Come in uno slasher una lama ricurva avanza verso la vittima in piedi sulla riva di un fiume. Ma a differenza degli slasher la camera non ci mostra il colpo fatale, si rifiuta, si volta da un’altra parte preferendo guardarsi intorno e rivelando una natura ingrigita e turbata che risponde alla violenza con un’acquazzone che sembra un pianto disperato sulle note di una sonata di Schubert. È una scelta che alimenta il mistero, ma che ha anche un significato deciso e specifico.

Il mistero scorre sul fiume lascia appena avvertire la violenza, non la rivela direttamente quasi mai in tutta la sua irruenza, nonostante ciò resta una presenza opprimente che sprizza dall’asperità del paesaggio, dalla decadenza degli edifici, dalla sofferenza dei personaggi. Shujun si immerge nel passato della Cina, ma lo fa a partire dal contorno, spostando l’obiettivo sulla campagna, sulle periferie in cui la presenza dell’industria e del progresso non sono ancora preponderanti.

Il mondo rurale che prende vita nel film è opaco e cova un male incomprensibile e irrazionale che travolge gli individui senza lasciargli scampo. È un male inarrestabile come lo scorrere del fiume e della stessa pellicola.

Non è un caso infatti che l’ufficio di Ma Zhe venga spostato nella sala proiezione di un cinema. Come il proiezionista il valente ispettore non può far altro che avviare il macchinario e osservare impotente le immagini sullo schermo. Allo stesso modo la ragione di ciò che gli succede attorno gli sfugge, i fatti gli si sfilano dalle mani fino a precipitarlo nella follia.

Quelle che sono realmente delle coincidenze devono per forza nascondere un significato, una trama nascosta, dev’esserci un senso. Invece c’è solo l’abisso del caos travestito da destino e a cui, come nelle tragedie greche, l’individuo deve piegarsi, senza poter opporre resistenza.

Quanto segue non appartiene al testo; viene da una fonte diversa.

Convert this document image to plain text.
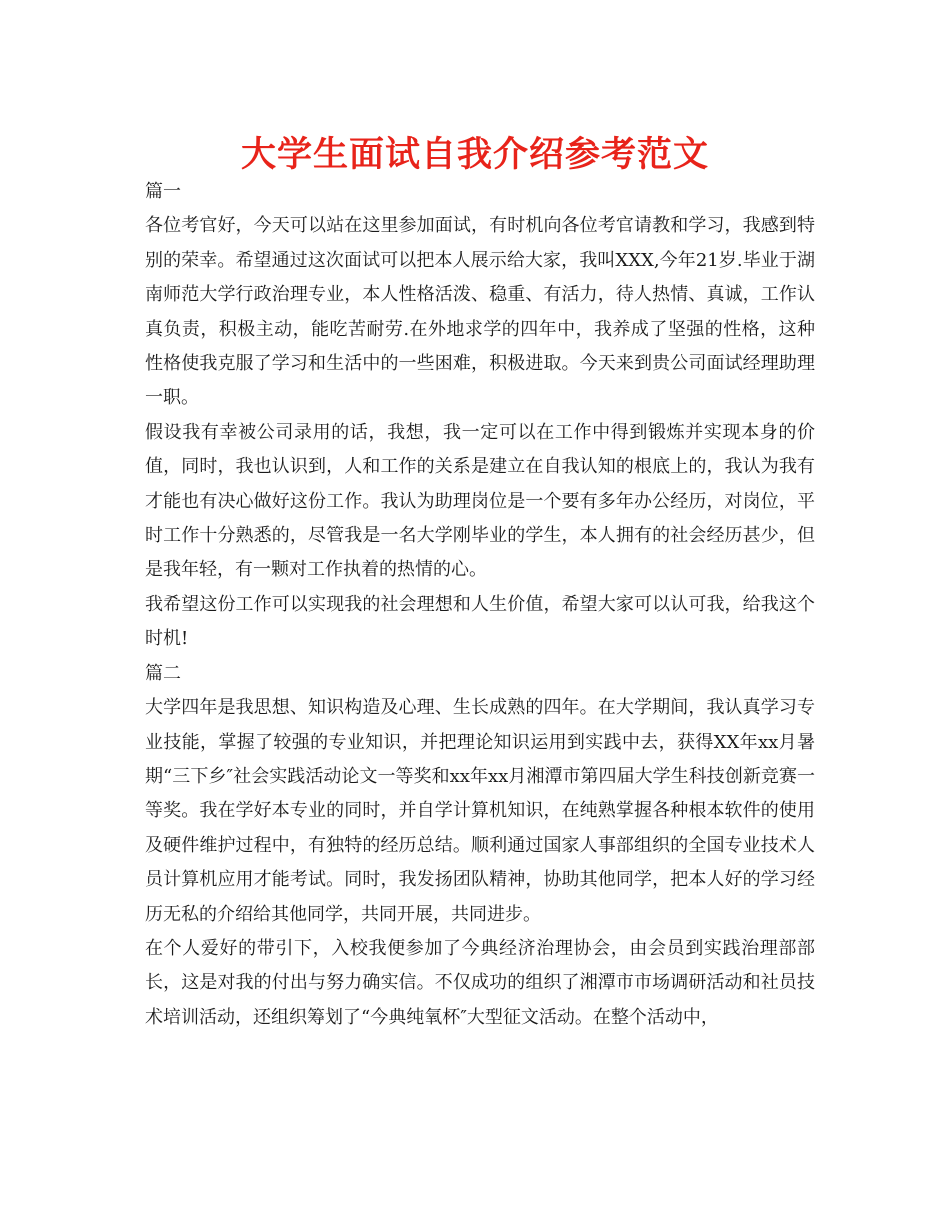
大学生面试自我介绍参考范文
篇一

各位考官好，今天可以站在这里参加面试，有时机向各位考官请教和学习，我感到特别的荣幸。希望通过这次面试可以把本人展示给大家，我叫XXX,今年21岁.毕业于湖南师范大学行政治理专业，本人性格活泼、稳重、有活力，待人热情、真诚，工作认真负责，积极主动，能吃苦耐劳.在外地求学的四年中，我养成了坚强的性格，这种性格使我克服了学习和生活中的一些困难，积极进取。今天来到贵公司面试经理助理一职。

假设我有幸被公司录用的话，我想，我一定可以在工作中得到锻炼并实现本身的价值，同时，我也认识到，人和工作的关系是建立在自我认知的根底上的，我认为我有才能也有决心做好这份工作。我认为助理岗位是一个要有多年办公经历，对岗位，平时工作十分熟悉的，尽管我是一名大学刚毕业的学生，本人拥有的社会经历甚少，但是我年轻，有一颗对工作执着的热情的心。

我希望这份工作可以实现我的社会理想和人生价值，希望大家可以认可我，给我这个时机!

篇二

大学四年是我思想、知识构造及心理、生长成熟的四年。在大学期间，我认真学习专业技能，掌握了较强的专业知识，并把理论知识运用到实践中去，获得XX年xx月暑期“三下乡″社会实践活动论文一等奖和xx年xx月湘潭市第四届大学生科技创新竞赛一等奖。我在学好本专业的同时，并自学计算机知识，在纯熟掌握各种根本软件的使用及硬件维护过程中，有独特的经历总结。顺利通过国家人事部组织的全国专业技术人员计算机应用才能考试。同时，我发扬团队精神，协助其他同学，把本人好的学习经历无私的介绍给其他同学，共同开展，共同进步。

在个人爱好的带引下，入校我便参加了今典经济治理协会，由会员到实践治理部部长，这是对我的付出与努力确实信。不仅成功的组织了湘潭市市场调研活动和社员技术培训活动，还组织筹划了“今典纯氧杯″大型征文活动。在整个活动中，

Il pessimismo cosmico di Shujun riflette la storia della Cina, l’impossibilità di sciogliere, ora come in passato, la coercizione del regime. La violenza del potere pesa dall’alto sulla vita privata dei personaggi, condizionandone i comportamenti, deviandone le scelte di vita. Così tutto appare dominato da un male irrazionale che assume il volto deforme del destino.

Ed è proprio il futuro ad essere chiamato in causa nel finale, quando un bambino, che dovrebbe essere simbolo della speranza, guarda in camera, lanciando a noi spettatori uno sguardo raggelante.